The Vengeance Trail of Josey Wales
- Author: Forrest Carter
- Language: English
- Publisher: Delacorte Press
- Publication date: 1976
- Publication place: United States
- Pages: 202
- ISBN: 0440092981
- Preceded by: The Rebel Outlaw: Josey Wales

= The Vengeance Trail of Josey Wales =

1976 novel by Forrest Carter

The Vengeance Trail of Josey Wales is a 1976 novel by the American writer Asa Earl Carter, published under his pen name Forrest Carter. It is the second novel to feature his Josey Wales character and a sequel to The Rebel Outlaw: Josey Wales (1973).

==Plot==
Josey Wales follows the tracks of a group of Mexican criminals into Mexico. It was published by Delacorte Press.

==Reception==
In a review for Western American Literature, Delbert E. Wylder wrote that The Vengeance Trail of Josey Wales contains "enough scenes of torture and bloodshed to satisfy any reluctant sadist". He wrote that he would not read the first novel because it "is enough to find out that even viciousness can be handled with sentimentality".

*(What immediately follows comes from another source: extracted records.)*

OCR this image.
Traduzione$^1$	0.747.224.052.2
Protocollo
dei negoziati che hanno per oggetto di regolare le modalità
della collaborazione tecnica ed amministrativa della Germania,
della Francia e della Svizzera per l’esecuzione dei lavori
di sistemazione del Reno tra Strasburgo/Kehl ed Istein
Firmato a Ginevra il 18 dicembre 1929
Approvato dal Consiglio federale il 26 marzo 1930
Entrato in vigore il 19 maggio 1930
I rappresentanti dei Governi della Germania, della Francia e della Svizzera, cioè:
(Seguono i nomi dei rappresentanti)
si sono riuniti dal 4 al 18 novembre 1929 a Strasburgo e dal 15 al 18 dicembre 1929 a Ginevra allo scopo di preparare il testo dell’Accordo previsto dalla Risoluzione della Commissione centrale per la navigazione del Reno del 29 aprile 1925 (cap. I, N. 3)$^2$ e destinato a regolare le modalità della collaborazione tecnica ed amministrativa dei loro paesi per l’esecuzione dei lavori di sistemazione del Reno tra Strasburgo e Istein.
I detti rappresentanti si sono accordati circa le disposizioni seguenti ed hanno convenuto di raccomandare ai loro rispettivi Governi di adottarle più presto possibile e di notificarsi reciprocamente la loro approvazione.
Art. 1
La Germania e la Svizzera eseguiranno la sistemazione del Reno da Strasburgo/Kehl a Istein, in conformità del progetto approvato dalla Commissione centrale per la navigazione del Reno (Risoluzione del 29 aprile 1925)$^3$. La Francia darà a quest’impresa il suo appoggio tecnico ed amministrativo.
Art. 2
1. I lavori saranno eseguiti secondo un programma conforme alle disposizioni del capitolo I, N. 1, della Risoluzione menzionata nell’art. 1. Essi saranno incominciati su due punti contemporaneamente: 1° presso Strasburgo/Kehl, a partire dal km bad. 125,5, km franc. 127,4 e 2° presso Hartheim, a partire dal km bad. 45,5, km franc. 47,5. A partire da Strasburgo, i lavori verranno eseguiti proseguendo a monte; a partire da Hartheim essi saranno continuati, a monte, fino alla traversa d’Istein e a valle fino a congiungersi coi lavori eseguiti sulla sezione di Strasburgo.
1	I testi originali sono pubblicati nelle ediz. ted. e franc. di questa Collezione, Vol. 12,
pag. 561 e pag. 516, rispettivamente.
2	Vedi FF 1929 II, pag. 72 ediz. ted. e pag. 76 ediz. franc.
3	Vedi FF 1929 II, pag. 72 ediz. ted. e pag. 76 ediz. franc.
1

The same year as The Vengeance Trail of Josey Wales was published, The New York Times published an article revealing that Forrest Carter was a persona of the segregationist activist Asa Carter.

==Adaptations==
Clint Eastwood had adapted the first Josey Wales novel into the film The Outlaw Josey Wales (1976) and considered adapting The Vengeance Trail of Josey Wales into a sequel, but this did not happen. A film adaptation of The Vengeance Trail of Josey Wales was released in 1986 as The Return of Josey Wales, directed by and starring Michael Parks. The film was poorly received.